Authors Alan and Nancy Colchester admit that their hypothesis is based on circumstantial evidence. "We do not claim that our theory is proved, but it unquestionably warrants further investigation," they wrote. The pair notes that hundreds of thousands of tonnes of mammalian remains were imported to Britain for use in fertilizer and animal feed during the 1960s and '70s. Nearly 50-per-cent was from countries of the Indian subcontinent.

"In India and Pakistan, gathering large bones and carcasses from the land and from rivers has long been an important local trade for peasants," the Colchesters say in their article. "Collectors encounter considerable quantities of human, as well as animal remains, as a result of religious customs."

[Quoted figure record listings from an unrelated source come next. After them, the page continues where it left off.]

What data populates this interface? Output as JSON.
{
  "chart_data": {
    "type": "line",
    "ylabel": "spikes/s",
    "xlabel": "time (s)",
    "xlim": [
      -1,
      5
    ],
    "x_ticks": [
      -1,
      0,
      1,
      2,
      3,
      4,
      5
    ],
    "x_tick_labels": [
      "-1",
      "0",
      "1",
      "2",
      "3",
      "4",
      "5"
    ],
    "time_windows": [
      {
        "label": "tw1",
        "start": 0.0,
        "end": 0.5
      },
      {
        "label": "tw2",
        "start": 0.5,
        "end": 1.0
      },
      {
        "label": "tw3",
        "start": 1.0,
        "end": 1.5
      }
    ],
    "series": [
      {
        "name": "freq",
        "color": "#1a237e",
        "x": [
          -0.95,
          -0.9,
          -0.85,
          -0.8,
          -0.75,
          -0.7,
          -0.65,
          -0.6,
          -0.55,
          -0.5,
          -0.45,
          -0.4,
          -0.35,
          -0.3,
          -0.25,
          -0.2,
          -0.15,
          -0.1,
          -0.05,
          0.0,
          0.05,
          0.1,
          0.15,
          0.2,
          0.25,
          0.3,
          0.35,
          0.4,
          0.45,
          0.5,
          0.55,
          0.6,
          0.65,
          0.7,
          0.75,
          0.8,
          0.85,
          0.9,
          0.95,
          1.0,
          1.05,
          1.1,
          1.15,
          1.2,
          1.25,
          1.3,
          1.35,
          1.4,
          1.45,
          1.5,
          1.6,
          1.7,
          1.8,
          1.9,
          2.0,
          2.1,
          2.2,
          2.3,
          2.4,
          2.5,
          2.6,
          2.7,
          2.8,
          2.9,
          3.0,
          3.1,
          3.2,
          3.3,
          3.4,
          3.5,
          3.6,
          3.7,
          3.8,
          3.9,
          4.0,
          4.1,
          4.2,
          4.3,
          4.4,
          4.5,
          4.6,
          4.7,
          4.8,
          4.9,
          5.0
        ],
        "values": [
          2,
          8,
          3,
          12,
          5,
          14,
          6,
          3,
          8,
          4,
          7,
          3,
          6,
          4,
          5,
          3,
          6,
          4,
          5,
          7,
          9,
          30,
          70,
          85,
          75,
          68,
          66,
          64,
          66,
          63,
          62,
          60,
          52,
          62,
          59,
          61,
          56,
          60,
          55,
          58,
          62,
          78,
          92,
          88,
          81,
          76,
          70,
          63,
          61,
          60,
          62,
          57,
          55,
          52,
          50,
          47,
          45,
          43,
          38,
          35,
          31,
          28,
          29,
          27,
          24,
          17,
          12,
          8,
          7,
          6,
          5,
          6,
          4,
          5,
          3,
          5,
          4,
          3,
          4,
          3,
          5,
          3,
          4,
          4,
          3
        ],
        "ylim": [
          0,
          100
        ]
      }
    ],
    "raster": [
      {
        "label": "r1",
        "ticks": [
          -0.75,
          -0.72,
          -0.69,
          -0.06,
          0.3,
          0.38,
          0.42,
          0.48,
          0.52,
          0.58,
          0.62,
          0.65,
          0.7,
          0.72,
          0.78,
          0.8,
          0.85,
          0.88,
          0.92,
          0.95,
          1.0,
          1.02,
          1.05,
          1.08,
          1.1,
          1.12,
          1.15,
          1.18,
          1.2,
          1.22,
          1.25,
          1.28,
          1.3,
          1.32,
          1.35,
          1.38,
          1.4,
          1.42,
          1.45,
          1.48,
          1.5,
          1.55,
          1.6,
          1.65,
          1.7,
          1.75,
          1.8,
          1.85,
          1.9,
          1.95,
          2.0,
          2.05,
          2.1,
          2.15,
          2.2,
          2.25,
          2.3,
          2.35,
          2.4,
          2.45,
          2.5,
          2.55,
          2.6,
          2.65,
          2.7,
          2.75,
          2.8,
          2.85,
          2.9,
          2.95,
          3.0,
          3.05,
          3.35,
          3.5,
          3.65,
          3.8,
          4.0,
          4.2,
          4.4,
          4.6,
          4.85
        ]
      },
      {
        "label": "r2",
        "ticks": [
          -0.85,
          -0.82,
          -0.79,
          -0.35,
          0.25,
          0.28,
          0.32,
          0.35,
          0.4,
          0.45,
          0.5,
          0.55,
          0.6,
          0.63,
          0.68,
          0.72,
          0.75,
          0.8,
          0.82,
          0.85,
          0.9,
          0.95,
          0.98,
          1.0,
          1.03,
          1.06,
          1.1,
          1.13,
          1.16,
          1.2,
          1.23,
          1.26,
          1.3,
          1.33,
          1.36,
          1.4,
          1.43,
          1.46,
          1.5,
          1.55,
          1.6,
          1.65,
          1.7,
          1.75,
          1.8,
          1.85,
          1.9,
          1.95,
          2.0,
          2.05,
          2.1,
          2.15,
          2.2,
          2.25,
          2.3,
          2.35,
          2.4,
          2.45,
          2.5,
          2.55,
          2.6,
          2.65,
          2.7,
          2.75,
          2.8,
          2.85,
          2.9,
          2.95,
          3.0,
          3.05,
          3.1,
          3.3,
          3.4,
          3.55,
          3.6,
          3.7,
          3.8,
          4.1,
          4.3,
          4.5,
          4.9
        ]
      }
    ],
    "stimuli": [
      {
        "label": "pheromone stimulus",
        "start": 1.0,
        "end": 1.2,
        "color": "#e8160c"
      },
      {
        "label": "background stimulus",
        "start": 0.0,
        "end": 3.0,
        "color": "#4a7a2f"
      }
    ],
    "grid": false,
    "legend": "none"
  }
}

Hindu doctrine instructs that bodies should be cremated and the remains deposited in a river, preferably the legendary Ganges. Because of the cost of a full cremation, many corpses are partially burned, then deposited in a river.

Based on standard rates of CJD infection, the authors speculate that a portion of the human remains that made their way into animal feed in Britain would have contained the infectious prions (misformed proteins) that cause transmissible spongiform encephalopathies. (A Canadian government spokesman said there is no evidence animal products containing human remains would have found their way here.)

Two neurologists from India's National Institute of Mental Health and Neurosciences in Bangalore challenged the controversial hypothesis in a commentary that accompanies the article, arguing that it is not clear that putrefied human remains would remain infectious.

Susarla Shankar and P. Satishchandra also argue that any infectious material would have been heavily diluted, first by the other remains, then by the other ingredients of the animal feed. "Scientists must proceed cautiously when hypothesizing about a disease that has such wide geographic, cultural and religious implications," they warn. "Facts to support or refute their hypothesis now need to be gathered with urgency and great care."